Dean Bubley's Disruptive Wireless: Another 11 UK GSM operators (provisionally)
Dean Bubley writes at Disruptive Wireless that "Ofcom's just announced its provisional list of winning bidders for its low-power GSM licences. The UK now has another 11 GSM operators (excluding O2 which already has a normal licence). Ofcom expects to grant the licences officially next week, subject to payment of the licence fees by this Friday." Bubley notes only two companies didn't make the cut - Zynetix and Orange. Here are Bubley's predictions on what will happen:
- the price for making GSM calls when users are not actually "mobile" but nomadic (ie at home/work) will plummet. This has already happened up to a point, but will now accelerate further, especially given other initiatives like dual-mode Fusion-type service launches and (probably) Genion-style HomeZones
- we're going to see businesses exert a much greater level of power over mobile operators. If large enterprises and government bodies have a choice of 16 mobile operators (and probably countless MVNOs), it seems very likely that corporate cellular tariffs will cease to be such a burden on CIOs' telecom budgets.
- it wouldn't surprise me if various other operators around Europe and elsewhere start to do the same thing & instigate low-power GSM regimes themselves
- it'll probably take longer to get things up and running than everyone expects.
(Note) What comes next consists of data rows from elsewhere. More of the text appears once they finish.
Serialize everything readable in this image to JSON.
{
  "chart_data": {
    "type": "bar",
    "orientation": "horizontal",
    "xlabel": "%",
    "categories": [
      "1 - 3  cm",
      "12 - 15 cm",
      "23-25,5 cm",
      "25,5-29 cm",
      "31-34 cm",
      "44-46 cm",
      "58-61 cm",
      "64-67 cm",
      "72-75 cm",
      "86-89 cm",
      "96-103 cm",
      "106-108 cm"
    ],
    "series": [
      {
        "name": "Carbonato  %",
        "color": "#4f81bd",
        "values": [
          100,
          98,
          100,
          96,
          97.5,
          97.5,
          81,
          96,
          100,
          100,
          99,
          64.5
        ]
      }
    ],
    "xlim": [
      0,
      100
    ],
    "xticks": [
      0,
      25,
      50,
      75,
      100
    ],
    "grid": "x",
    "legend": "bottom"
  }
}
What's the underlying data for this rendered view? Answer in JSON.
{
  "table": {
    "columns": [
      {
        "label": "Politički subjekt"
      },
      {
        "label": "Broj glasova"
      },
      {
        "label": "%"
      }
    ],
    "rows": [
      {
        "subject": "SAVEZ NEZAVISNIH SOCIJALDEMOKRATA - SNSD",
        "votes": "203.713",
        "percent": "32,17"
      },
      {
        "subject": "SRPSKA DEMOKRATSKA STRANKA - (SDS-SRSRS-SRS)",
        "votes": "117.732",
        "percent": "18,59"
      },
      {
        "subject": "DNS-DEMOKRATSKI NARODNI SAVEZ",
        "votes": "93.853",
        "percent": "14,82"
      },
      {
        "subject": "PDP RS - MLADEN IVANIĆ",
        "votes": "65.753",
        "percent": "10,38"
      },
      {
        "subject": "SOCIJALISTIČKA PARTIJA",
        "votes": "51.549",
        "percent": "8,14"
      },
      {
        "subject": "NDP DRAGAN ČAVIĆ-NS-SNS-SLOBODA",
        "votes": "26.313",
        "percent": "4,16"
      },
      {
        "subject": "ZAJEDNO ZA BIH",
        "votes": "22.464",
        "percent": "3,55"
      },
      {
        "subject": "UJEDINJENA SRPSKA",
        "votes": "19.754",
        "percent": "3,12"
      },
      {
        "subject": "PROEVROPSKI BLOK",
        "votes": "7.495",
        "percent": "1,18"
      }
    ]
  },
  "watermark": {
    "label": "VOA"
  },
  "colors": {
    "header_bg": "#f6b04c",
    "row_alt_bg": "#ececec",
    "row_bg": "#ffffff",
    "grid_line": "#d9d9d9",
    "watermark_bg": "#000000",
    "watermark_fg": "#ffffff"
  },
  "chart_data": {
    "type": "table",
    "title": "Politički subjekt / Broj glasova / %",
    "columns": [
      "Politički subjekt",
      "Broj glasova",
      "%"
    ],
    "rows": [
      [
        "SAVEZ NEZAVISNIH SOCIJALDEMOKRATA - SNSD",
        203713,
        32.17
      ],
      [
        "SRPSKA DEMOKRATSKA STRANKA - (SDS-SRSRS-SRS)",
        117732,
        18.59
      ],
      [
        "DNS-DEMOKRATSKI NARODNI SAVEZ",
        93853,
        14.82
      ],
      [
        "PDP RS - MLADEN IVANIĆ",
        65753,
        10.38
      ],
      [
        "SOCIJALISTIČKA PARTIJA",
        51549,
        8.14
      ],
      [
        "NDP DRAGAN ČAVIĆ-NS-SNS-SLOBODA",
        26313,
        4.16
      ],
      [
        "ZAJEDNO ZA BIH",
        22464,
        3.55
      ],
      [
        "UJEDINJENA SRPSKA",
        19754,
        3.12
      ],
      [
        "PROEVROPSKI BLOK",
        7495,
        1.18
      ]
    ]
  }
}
There will be technical glitches and delays in network rollout, service development and (as always) user experience tuning. For example, does anyone know what happens when a phone's "network selection" menu has 10+ options shown? Were the menus even designed to cope with that many, perhaps scrolling onto another page?
- there will probably be some interesting international-oriented business models emerging here. Clearly, PLDT is going to do something with its Philippine expats, but there are other bits of cleverness that may emerge - maybe using GSM phones to dial-in to VoIP gateways, or perhaps something with innovative roaming arrangements. I have a meeting this afternoon with a roaming specialist firm, so I'll ask them.
- a lot of companies that have been ignoring picocells and femtocells are going to sit up and take notice. I'm expecting to see that type of functionality being integrated into home gateways & bits of enterprise networking
- lots of network security equipment vendors will have to get their act together. Remember the fuss a few years ago when people were plugging "rogue WiFi access points" into enterprise networks & PCs? Welcome to guerilla wireless v2.0 , only this time with cellular.